There’s a number of cache types I’ve not yet found so I’ll have to find these as I go!


Geocaching is free to take part in - just requiring an account on the Geocaching website. It also requires a smart phone that can run the geocaching app, though you can use a GPS device, such as the Garmin eTrex. However, to get the more difficult geocaches, a premium account is required. This costs about £25 for the year and so far has proven to be a worthwhile investment, as I’ve managed to find some interesting geocaches that are premium only.
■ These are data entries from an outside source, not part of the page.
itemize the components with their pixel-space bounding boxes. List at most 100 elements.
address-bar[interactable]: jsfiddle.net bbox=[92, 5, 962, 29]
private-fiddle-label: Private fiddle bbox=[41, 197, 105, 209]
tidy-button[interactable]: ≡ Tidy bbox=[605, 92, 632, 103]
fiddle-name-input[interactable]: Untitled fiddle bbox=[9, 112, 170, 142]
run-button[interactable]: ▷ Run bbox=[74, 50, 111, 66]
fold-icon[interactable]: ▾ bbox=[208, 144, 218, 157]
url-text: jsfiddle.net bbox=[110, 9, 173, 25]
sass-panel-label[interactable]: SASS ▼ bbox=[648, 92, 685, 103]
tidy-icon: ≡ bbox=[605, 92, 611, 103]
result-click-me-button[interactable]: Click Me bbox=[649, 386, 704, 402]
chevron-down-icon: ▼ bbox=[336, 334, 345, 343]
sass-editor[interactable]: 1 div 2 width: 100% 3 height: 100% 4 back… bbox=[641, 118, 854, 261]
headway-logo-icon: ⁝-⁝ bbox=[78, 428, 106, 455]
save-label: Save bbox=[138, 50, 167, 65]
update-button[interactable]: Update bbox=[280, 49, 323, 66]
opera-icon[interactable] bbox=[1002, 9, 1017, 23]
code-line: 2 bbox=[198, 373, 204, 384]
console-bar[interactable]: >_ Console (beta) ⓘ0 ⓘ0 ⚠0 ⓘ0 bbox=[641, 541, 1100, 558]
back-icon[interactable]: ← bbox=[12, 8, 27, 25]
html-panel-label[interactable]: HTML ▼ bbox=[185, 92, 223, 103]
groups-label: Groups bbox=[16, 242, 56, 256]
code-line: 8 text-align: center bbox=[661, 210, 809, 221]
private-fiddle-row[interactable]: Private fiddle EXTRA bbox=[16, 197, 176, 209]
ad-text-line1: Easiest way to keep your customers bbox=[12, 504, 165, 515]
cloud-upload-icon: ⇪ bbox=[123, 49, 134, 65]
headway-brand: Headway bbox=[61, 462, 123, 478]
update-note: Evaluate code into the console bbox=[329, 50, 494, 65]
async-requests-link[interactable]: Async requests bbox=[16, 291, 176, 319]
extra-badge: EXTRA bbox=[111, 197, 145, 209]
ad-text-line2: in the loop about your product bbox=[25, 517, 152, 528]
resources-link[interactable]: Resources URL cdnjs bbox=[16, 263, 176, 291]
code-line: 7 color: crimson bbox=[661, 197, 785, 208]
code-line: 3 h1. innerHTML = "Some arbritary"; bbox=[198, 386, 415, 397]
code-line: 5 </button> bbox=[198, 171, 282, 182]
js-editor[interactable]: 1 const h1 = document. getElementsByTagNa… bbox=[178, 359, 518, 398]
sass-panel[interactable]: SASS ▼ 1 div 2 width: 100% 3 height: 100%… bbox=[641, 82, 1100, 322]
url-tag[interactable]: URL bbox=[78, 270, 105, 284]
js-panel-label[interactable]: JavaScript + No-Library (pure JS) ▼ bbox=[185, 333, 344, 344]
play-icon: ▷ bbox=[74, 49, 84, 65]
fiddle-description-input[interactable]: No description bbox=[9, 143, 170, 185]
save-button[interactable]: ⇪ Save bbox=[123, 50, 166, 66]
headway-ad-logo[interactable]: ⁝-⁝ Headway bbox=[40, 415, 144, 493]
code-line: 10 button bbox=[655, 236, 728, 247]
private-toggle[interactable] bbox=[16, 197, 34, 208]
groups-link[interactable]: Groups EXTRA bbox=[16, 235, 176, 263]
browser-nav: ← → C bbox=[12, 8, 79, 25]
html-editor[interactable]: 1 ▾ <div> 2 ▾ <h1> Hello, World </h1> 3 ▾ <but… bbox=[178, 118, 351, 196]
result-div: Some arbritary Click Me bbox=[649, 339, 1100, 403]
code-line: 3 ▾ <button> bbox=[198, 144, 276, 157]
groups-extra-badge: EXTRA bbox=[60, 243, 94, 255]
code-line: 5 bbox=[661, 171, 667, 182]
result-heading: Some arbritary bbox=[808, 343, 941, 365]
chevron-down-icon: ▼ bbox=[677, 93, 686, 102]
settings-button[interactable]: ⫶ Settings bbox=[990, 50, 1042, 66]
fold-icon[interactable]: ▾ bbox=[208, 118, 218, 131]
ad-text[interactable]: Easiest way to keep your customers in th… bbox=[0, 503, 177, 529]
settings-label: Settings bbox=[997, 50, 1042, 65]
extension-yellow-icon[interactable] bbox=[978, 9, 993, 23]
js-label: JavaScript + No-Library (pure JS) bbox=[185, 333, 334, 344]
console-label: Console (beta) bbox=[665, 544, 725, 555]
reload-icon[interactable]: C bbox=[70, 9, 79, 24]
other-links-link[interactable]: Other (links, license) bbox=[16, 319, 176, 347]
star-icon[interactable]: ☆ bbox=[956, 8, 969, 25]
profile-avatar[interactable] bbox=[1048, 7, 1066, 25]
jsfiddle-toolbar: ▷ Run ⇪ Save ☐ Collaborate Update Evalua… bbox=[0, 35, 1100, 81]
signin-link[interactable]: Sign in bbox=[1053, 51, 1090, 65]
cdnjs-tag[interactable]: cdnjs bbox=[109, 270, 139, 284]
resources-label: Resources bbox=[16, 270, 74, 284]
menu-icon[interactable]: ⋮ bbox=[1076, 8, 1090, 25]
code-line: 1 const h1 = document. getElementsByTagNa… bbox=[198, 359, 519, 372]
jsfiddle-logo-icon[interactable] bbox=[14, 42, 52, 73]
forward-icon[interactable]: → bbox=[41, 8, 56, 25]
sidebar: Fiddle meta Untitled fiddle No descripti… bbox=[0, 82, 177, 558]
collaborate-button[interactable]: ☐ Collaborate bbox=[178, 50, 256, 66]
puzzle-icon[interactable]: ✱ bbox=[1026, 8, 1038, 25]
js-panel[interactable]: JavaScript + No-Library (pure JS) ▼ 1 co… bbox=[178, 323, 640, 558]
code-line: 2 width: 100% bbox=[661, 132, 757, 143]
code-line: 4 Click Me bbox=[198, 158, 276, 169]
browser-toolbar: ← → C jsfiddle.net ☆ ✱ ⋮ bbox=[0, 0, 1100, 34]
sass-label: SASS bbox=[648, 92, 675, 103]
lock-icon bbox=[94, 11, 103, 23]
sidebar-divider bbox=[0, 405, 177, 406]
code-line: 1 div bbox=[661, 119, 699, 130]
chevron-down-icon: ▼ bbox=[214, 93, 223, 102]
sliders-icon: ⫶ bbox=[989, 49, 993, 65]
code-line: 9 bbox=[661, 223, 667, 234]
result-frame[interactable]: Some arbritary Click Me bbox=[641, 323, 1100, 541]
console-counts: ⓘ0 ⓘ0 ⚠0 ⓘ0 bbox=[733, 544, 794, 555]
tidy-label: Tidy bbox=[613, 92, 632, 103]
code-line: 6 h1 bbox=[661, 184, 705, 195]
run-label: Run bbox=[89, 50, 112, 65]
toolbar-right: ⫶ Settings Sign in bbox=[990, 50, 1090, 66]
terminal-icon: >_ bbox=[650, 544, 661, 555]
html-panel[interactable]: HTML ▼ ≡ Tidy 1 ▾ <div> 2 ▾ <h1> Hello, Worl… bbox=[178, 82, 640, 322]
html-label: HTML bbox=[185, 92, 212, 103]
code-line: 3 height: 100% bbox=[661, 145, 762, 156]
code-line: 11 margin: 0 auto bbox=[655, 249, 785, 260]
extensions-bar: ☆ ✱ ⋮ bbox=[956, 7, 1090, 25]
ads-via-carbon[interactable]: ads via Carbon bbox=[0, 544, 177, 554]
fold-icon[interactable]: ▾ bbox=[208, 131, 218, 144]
In terms of other costs, I’ve not had to splash out anything - I’ve got a smartphone and Geocaching has an app that allows you to interact with the site using just the smartphone. No need to have a paper map! However, whilst the Geocaching app is functional, there are better alternatives out there - I’ve downloaded and use Cachly which is a third party app, but it costs a small fee to download. It offers some enhanced features over the geocaching app and allows you to download offline maps and download caches to be found offline, ideal for those remote caches where there isn’t any signal.

I’ve got an eTrex 20 for using whilst out on the hills hiking and I’ve found that it supports geocaching. I have to download the caches that I want to look for on to the GPS prior to going out looking, so it’s only any use where I know I want to go geocaching. That’s also a feature of the Premium account as you have to download the GPX file with the cache data.

So far, I’ve managed to break the 50 finds mark - I’m looking forward to the next 50 now. It’s certainly helped me get out and achieve my 10,000 daily step count!